Shirtless, reprieved and eyeing each other,
The brave one’s strut, risking pneumonia.

The doctors sent Marc home as almost bones.
His mind had flaked like summer skin,
Or to be precise, the virus had blurred its distinction,
Stepping Indian file through the capillaries,
Scorching the brain’s earth.

Half-blinded, he forgot the name of his disease
And lay in his bedroom, pale as sheets.
One October afternoon, the heat intense,
He just strolled into the kitchen
Amid the sunlight. He conversed with you.

Was it the heat that made him so coherent,
Amused at your hair, so fakely blond?
And what exactly made him laguh,
Palms curled around a coffee cup? He was really beautiful,
The sun washing out of the hollows from his face.

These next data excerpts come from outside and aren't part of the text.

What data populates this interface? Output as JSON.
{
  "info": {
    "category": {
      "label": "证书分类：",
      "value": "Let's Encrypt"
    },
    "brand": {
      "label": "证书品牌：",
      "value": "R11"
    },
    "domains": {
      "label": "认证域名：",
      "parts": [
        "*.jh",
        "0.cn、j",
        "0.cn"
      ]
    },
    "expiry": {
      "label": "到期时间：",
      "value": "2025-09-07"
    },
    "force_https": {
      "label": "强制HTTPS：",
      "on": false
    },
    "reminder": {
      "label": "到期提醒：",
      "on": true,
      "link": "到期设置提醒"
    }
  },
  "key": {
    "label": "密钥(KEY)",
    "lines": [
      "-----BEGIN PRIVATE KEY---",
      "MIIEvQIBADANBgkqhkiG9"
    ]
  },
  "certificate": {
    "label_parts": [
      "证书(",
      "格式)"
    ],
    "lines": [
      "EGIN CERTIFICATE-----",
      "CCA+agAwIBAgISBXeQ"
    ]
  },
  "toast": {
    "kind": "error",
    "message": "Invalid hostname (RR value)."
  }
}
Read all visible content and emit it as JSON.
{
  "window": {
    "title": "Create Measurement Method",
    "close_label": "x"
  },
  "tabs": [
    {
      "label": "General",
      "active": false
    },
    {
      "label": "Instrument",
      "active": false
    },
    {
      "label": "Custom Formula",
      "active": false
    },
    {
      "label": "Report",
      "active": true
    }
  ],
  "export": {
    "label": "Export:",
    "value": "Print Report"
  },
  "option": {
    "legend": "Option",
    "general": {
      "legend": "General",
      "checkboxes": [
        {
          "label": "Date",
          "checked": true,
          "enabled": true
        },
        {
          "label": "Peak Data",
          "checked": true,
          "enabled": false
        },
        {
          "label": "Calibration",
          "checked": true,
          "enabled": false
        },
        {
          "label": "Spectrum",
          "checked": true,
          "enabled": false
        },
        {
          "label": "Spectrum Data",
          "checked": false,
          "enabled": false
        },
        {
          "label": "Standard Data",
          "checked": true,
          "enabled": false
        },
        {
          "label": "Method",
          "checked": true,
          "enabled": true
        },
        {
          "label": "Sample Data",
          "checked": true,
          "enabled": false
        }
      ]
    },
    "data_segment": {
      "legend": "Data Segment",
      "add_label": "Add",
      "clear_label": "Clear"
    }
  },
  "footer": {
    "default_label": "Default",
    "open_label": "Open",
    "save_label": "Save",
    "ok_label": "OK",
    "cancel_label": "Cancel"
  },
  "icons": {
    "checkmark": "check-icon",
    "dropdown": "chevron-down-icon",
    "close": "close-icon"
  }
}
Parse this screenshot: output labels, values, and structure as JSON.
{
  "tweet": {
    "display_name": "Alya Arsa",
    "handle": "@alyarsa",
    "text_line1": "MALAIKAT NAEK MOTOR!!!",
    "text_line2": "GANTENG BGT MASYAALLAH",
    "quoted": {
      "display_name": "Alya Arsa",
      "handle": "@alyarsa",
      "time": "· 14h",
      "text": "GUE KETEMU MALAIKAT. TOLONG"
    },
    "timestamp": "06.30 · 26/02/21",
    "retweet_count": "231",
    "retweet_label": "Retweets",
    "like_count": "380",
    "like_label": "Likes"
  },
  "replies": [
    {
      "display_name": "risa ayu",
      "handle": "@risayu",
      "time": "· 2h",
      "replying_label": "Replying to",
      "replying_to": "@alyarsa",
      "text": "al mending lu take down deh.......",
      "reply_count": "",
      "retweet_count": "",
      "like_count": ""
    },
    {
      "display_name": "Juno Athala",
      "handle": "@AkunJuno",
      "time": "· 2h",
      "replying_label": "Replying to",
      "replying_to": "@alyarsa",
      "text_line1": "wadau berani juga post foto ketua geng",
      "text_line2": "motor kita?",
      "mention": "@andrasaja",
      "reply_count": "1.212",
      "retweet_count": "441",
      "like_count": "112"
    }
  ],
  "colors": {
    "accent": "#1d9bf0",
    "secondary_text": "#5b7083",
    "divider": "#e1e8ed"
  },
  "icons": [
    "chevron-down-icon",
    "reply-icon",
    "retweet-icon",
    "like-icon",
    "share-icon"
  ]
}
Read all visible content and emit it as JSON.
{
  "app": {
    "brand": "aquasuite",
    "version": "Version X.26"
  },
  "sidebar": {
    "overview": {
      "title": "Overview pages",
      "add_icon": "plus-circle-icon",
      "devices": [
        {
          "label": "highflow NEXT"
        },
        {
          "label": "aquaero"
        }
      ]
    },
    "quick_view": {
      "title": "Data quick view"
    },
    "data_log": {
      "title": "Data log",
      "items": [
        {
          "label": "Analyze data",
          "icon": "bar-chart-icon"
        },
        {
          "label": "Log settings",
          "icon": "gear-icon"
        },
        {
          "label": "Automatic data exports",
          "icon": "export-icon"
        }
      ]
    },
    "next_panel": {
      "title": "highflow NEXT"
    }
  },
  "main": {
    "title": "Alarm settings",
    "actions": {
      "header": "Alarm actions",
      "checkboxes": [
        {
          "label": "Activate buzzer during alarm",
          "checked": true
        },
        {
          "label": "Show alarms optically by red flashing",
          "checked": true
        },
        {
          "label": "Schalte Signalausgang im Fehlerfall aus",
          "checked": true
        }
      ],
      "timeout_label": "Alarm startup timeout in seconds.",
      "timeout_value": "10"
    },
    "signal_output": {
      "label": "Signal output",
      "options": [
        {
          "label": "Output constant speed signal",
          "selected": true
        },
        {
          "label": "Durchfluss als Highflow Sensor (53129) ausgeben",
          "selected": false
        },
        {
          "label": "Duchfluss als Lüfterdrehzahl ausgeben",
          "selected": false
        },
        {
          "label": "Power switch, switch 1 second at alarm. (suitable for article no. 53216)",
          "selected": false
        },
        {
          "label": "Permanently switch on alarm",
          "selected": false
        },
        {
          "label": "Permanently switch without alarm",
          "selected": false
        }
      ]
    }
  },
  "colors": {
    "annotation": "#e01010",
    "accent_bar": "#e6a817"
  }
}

Long since stripped of hope, stunned and afraid,
You carried his wheelchair to the roof
And sat him, wrapped in a quilt, by the ledge,
All of Chelsea just beyond his knees.
Then the wind picked up, men slid on their shirts.

Clouds sprawled across the sun, smells sank distinctly
Back into the pavement, the pigeons soared off the roof
Up through new rain. For him you fell away.
Marc smiled and smiled, his eyes all light.
The chair settled a little in the solidifying tar.